The three characters of Plautus’s Pot of Gold (Aulularia, or the Concealed Treasure) embody three different attitudes to the concept of marriage. The rich Megadorus wants to marry his poor neighbor, Euclio’s, daughter, Phaedra. He thinks that the poor bride is not as extravagant and as lazy as the rich one. Megadorus is unwilling to marry a woman with dowry. He explains:
. . . high families, naughty pride, bountiful portions, acclamations, imperiousness, vehicles inlaid with ivory, superb mantles and purple, I can't abide, things that by their extravagance reduce men to slavery. (1, p. 132)
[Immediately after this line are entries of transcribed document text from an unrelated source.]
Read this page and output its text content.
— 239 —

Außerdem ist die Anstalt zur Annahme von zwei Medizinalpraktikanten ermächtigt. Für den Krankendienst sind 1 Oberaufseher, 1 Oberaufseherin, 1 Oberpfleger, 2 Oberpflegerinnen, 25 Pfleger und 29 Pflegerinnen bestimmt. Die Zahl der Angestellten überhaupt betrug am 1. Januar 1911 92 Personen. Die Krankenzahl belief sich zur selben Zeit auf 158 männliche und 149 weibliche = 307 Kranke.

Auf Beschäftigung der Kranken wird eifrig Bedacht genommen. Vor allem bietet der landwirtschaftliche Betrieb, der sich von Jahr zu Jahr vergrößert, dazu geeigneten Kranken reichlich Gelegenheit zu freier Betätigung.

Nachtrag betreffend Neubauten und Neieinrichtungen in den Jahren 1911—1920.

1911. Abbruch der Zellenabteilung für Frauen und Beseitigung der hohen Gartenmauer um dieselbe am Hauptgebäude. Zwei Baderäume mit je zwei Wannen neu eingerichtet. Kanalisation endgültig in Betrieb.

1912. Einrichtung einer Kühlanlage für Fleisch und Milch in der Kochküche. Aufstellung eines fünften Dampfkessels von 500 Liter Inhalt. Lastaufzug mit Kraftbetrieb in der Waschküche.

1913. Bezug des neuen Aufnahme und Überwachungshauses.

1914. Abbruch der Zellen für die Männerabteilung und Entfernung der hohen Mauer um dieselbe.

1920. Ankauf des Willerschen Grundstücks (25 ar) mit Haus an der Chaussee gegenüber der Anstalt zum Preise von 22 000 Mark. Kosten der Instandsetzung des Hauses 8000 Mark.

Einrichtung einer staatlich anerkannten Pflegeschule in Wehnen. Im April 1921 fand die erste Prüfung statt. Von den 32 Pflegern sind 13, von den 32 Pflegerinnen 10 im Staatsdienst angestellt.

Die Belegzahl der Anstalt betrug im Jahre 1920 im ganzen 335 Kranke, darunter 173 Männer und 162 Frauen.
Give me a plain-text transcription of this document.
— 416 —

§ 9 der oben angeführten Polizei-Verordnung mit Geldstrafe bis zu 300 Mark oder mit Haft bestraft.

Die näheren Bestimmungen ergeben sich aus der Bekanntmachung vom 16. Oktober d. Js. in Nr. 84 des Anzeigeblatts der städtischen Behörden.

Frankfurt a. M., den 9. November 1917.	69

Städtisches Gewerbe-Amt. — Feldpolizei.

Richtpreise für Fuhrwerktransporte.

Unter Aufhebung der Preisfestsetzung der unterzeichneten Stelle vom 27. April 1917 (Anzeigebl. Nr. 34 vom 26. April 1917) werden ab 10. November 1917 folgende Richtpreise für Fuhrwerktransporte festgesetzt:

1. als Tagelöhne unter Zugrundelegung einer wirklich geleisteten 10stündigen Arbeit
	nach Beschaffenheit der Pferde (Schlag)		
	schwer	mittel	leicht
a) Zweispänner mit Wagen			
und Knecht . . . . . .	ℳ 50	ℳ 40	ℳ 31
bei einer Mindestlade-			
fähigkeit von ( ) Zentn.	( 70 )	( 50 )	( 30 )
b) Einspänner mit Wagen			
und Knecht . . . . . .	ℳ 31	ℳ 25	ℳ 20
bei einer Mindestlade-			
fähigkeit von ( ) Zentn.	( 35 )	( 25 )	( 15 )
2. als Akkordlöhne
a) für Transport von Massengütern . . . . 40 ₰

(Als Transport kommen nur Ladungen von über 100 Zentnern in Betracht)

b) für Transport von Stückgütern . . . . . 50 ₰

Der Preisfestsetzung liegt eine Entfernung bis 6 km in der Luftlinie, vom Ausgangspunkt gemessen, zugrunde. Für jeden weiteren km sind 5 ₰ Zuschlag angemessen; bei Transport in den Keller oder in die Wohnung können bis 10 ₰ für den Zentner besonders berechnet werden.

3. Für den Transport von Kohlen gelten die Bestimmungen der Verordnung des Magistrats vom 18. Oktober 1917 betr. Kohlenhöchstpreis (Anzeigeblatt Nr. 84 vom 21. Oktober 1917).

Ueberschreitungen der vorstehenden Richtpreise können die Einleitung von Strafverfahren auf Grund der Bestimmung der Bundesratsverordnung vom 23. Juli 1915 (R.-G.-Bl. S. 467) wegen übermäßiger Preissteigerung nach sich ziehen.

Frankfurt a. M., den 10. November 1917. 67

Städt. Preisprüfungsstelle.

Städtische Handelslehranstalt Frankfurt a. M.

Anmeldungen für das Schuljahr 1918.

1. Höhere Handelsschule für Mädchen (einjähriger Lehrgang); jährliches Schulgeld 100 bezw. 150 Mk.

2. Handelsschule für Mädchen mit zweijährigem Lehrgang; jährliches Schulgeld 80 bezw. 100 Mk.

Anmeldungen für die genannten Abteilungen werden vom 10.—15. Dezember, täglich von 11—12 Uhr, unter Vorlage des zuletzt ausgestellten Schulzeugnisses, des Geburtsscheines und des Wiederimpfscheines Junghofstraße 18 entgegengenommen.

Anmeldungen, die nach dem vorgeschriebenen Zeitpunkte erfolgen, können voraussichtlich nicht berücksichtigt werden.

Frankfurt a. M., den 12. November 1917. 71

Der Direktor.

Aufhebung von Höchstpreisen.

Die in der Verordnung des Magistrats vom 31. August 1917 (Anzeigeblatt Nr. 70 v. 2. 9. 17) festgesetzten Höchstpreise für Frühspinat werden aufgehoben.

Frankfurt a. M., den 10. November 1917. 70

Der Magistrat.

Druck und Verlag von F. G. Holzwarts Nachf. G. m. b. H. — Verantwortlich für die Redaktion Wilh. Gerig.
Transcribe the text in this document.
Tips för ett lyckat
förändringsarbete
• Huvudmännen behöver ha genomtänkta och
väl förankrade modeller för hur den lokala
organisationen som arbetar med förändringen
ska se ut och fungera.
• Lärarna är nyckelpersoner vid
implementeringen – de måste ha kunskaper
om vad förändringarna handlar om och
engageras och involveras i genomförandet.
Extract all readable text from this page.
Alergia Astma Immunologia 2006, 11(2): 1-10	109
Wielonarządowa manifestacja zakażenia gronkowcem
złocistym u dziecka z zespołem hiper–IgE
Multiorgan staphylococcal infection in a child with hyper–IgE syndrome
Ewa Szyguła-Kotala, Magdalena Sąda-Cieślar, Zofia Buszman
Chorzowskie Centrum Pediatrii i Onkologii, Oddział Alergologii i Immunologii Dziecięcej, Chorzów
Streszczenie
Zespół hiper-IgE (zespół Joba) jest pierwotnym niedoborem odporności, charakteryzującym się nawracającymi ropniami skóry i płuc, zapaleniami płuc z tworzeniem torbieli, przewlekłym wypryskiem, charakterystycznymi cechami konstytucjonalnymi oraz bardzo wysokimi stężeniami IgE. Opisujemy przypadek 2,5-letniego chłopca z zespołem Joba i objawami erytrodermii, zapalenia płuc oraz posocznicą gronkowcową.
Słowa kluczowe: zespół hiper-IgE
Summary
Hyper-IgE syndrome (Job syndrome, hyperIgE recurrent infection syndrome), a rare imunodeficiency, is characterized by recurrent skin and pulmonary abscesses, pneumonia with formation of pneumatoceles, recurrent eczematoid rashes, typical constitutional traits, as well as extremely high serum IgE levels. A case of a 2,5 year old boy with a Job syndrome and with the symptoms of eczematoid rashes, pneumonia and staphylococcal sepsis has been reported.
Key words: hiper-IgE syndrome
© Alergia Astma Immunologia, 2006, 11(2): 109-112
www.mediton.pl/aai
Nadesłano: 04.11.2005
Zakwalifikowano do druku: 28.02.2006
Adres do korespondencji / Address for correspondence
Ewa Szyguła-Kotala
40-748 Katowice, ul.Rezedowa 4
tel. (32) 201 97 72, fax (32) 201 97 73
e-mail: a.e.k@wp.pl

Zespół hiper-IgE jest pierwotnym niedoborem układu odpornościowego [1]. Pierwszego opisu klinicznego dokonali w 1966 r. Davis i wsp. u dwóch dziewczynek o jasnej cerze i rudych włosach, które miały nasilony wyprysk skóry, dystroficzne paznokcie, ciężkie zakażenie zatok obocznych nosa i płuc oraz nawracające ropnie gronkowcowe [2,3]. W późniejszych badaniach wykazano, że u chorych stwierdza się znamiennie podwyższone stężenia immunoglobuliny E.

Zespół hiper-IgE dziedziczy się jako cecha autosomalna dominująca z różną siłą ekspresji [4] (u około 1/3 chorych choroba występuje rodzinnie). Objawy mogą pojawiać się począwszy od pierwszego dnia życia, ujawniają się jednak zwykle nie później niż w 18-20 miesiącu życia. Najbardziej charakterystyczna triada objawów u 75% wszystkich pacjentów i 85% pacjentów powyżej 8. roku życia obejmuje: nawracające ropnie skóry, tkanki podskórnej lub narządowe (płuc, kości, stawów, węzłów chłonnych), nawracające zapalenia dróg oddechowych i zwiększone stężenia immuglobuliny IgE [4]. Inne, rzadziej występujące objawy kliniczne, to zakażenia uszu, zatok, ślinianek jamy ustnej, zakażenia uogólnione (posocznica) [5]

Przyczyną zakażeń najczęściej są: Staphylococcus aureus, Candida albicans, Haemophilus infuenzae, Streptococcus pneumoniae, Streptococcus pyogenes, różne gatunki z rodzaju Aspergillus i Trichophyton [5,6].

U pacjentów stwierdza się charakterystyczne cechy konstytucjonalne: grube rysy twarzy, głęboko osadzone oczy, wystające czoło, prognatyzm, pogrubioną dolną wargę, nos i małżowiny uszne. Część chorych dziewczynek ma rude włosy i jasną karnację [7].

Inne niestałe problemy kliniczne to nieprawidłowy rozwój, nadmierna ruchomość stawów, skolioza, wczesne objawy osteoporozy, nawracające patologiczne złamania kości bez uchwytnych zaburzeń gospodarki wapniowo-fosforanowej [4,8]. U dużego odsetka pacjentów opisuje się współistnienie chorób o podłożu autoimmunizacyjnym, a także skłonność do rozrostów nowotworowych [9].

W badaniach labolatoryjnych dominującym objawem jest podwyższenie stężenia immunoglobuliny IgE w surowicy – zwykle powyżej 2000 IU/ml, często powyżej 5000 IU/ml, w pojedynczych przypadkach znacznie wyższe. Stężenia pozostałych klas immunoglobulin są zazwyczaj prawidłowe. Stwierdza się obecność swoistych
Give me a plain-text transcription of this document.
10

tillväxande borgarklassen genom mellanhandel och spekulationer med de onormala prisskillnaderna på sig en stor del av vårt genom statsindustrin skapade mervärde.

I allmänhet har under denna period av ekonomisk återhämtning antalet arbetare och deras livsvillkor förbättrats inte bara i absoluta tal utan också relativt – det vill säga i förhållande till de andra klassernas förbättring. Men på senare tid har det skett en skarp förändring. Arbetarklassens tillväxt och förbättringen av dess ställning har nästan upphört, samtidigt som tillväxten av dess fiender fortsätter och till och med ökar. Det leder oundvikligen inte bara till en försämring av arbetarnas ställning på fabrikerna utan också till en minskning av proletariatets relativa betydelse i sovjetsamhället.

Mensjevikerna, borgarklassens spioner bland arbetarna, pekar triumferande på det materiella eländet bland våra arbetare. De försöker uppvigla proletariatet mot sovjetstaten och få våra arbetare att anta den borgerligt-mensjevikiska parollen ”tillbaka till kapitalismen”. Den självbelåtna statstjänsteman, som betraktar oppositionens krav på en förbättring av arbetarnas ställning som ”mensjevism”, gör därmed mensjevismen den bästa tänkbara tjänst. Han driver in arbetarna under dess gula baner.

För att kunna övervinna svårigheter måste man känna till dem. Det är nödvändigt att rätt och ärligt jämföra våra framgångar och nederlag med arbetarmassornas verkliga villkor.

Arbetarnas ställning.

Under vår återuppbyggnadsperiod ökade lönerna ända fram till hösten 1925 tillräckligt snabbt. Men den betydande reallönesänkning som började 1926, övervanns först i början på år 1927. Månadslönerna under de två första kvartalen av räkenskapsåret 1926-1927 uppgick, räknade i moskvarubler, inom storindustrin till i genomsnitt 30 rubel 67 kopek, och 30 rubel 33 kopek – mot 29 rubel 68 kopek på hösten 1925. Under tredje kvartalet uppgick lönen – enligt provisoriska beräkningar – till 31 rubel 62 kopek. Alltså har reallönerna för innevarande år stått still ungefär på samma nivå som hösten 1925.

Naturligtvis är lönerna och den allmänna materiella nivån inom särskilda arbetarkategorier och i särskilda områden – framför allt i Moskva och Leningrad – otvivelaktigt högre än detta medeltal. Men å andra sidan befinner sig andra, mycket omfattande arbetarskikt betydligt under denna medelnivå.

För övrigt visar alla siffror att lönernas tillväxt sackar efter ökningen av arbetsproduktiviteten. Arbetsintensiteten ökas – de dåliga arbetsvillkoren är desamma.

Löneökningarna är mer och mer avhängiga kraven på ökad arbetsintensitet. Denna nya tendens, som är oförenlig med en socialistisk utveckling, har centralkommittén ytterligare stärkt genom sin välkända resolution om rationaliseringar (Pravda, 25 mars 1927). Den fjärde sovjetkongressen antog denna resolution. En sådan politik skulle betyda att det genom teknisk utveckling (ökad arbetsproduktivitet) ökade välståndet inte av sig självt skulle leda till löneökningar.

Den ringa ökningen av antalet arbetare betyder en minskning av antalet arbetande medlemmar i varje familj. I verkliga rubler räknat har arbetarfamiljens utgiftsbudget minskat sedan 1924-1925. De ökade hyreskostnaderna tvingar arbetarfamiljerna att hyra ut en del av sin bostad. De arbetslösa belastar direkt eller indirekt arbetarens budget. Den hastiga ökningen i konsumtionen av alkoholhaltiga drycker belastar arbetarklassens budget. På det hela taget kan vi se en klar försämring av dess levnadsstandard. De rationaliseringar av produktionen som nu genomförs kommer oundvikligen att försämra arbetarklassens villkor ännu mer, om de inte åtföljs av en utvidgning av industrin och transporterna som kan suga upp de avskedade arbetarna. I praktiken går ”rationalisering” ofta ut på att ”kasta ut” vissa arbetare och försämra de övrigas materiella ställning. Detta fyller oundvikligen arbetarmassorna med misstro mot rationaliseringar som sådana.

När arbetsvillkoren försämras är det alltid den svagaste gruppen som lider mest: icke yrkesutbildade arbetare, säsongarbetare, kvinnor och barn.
Though he is wealthy enough, he holds a practical view of marriage rooted in older Roman tradition of frugality and reverence of the husband by the wife. This is how he explains his preference for a bride from a poorer family:
But, in my opinion, indeed, if the other richer men were to do the same, so as to take home as their wives, without dower, the daughters of the poorer persons, both the state would become much more united, and we should meet with less ill feeling than we now meet with; both, they, the wives, would stand in fear of punishment more than they do stand in fear of it, and we husbands should be at less expense than we now are. (1, p. 149)
Such a union would ensure both the welfare of the society and the stability of the marriage. That is why he chooses to marry Phaedra. However, it is obvious that in planning to marry the young and pious girl, he seeks his own advantage, and his philosophizing about the mores and traditions may be intended only to cover his lust.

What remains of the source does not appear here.